Associated Press announced it is beefing up its celebrity news coverage by adding 21 reporters to the beat.
It might be easy to condemn AP for the move, since the wire service alone seems to affect more than half the news articles you see in your daily newspapers (The Gazette, which cut Canadian Press and therefore AP as well last summer, relies on Reuters, Bloomberg, Agence France-Presse, Sports Ticker, New York Times, LA Times/Washington Post and its own Canwest News Service for wire stories).
But the move is simply a reaction to the demands of AP’s members, who are increasingly demanding more celebrity gossip. Setting up a gossip news site is like opening a McDonald’s franchise: It’s embarrassing and unhealthy, but it’s an easy way to make money if you have no ideas.
I guess it’s also like porn that way, if you need a second analogy.
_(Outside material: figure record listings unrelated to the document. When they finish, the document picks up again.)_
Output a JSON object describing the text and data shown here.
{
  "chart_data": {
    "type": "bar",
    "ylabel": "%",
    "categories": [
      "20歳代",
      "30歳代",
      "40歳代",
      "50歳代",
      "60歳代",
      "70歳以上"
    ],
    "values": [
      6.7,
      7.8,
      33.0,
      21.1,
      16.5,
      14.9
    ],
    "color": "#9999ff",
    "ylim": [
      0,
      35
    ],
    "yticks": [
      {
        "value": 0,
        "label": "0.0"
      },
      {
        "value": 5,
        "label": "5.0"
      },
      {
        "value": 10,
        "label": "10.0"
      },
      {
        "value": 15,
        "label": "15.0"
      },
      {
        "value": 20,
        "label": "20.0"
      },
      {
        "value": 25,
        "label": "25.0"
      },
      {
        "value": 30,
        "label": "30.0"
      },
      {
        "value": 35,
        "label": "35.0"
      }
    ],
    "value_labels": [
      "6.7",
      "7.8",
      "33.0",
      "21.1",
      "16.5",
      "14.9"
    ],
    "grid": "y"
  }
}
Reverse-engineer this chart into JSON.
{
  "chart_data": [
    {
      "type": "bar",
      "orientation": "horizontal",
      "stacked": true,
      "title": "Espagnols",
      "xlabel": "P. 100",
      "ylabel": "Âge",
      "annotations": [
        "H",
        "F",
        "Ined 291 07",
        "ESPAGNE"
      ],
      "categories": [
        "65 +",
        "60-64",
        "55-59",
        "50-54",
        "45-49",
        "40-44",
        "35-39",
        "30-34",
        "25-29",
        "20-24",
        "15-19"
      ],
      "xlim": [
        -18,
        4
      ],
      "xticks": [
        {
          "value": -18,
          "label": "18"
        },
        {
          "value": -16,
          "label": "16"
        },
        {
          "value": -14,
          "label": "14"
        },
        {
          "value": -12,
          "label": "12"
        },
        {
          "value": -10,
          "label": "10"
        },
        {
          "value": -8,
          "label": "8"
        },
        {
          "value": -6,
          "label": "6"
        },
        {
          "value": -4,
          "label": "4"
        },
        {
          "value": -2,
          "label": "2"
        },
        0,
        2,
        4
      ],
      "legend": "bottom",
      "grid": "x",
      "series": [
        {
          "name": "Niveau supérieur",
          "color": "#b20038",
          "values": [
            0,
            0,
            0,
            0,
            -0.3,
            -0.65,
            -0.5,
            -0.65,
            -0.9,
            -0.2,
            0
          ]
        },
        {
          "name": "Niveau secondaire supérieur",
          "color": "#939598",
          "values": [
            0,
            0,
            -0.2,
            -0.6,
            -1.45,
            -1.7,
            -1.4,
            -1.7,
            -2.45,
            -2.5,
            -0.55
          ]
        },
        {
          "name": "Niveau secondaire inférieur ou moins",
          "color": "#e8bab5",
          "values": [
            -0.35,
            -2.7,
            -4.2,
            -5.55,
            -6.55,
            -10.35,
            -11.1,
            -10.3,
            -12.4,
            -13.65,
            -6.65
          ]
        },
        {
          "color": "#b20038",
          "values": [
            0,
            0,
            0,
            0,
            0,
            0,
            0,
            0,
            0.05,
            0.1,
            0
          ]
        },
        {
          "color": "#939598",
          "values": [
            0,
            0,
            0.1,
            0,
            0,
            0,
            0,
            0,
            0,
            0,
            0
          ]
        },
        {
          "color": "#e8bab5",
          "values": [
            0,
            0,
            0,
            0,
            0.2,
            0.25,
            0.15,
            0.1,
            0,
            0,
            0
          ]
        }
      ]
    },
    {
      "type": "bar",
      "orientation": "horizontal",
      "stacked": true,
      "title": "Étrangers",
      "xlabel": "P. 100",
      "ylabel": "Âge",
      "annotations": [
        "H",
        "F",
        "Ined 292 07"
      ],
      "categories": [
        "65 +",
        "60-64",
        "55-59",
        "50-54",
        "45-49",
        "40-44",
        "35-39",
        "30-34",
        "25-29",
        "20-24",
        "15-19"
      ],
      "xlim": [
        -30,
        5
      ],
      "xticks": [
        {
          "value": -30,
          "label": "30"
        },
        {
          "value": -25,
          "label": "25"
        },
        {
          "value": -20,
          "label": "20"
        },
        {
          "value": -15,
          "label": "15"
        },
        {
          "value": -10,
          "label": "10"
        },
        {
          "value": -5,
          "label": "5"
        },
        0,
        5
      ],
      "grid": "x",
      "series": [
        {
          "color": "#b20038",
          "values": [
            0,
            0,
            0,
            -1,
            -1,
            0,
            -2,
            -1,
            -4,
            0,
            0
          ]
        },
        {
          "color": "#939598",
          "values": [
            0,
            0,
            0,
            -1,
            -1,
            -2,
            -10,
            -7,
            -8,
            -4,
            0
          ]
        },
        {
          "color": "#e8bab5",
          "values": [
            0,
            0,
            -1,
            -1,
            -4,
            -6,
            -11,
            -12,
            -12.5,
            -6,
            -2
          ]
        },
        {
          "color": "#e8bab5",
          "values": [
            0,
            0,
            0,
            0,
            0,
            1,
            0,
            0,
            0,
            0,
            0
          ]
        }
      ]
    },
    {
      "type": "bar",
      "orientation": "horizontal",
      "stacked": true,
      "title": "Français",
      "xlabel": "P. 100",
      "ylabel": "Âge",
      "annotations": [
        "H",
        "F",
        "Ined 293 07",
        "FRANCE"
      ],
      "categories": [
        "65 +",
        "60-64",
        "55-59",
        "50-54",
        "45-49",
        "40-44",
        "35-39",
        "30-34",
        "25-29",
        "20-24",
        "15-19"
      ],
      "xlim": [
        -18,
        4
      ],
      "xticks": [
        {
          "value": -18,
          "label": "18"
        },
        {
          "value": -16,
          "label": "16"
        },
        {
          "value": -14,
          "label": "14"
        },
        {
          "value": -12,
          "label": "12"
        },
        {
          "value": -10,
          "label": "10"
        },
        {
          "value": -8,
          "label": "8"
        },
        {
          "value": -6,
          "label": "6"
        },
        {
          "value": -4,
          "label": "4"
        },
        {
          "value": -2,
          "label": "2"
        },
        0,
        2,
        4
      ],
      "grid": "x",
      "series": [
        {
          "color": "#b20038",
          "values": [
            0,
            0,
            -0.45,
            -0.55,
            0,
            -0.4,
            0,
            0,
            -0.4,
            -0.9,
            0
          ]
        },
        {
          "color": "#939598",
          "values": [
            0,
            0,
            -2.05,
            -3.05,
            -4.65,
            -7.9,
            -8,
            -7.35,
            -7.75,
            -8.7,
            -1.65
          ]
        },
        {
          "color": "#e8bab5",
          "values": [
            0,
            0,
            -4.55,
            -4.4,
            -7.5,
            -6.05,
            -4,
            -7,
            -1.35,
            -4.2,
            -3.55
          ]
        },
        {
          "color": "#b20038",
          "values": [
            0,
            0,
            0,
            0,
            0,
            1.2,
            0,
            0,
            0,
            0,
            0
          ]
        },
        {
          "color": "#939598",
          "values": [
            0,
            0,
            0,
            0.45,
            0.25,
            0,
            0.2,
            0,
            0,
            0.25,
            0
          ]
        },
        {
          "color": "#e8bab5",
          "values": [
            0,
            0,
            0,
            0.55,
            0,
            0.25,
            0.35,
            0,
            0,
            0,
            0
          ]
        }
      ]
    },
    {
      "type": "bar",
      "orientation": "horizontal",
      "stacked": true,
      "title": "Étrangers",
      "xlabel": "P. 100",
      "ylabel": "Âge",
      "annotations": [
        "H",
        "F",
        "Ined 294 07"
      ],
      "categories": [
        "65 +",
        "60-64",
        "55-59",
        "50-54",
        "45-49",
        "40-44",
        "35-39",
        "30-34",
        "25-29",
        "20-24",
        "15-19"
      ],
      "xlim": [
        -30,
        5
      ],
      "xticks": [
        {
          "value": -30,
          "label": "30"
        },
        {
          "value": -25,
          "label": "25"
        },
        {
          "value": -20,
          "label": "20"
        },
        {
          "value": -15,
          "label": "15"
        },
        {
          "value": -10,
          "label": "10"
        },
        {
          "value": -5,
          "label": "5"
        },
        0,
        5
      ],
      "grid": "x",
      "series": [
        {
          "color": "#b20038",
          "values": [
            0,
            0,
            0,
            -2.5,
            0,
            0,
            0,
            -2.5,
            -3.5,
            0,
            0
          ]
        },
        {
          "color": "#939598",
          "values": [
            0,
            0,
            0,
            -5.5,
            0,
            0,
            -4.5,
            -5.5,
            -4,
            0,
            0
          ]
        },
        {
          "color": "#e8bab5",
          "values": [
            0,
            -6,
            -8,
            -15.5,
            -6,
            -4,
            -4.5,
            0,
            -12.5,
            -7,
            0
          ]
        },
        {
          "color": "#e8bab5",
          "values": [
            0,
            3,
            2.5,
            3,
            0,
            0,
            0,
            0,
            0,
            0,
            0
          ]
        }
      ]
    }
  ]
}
But respectable organizations aren’t going to publish outright porn… yet.
Of course, AP says it isn’t out to do trash celebrity journalism, publishing pictures of people without makeup, digging through trash or just plain annoying people trying to go through their daily lives and pretending that’s news.
So I guess it’s more like opening a Subway franchise then. (Or Maxim/FHM, if you’re on the porn analogy route). You can pretend what you create is food, but you still can’t call yourself a chef.
To those of you who care about celebrity gossip, you have only yourselves to blame for this. There could be real journalists tackling real issues in the world, but instead they’re constantly monitoring the status of Britney Spears’s underwear.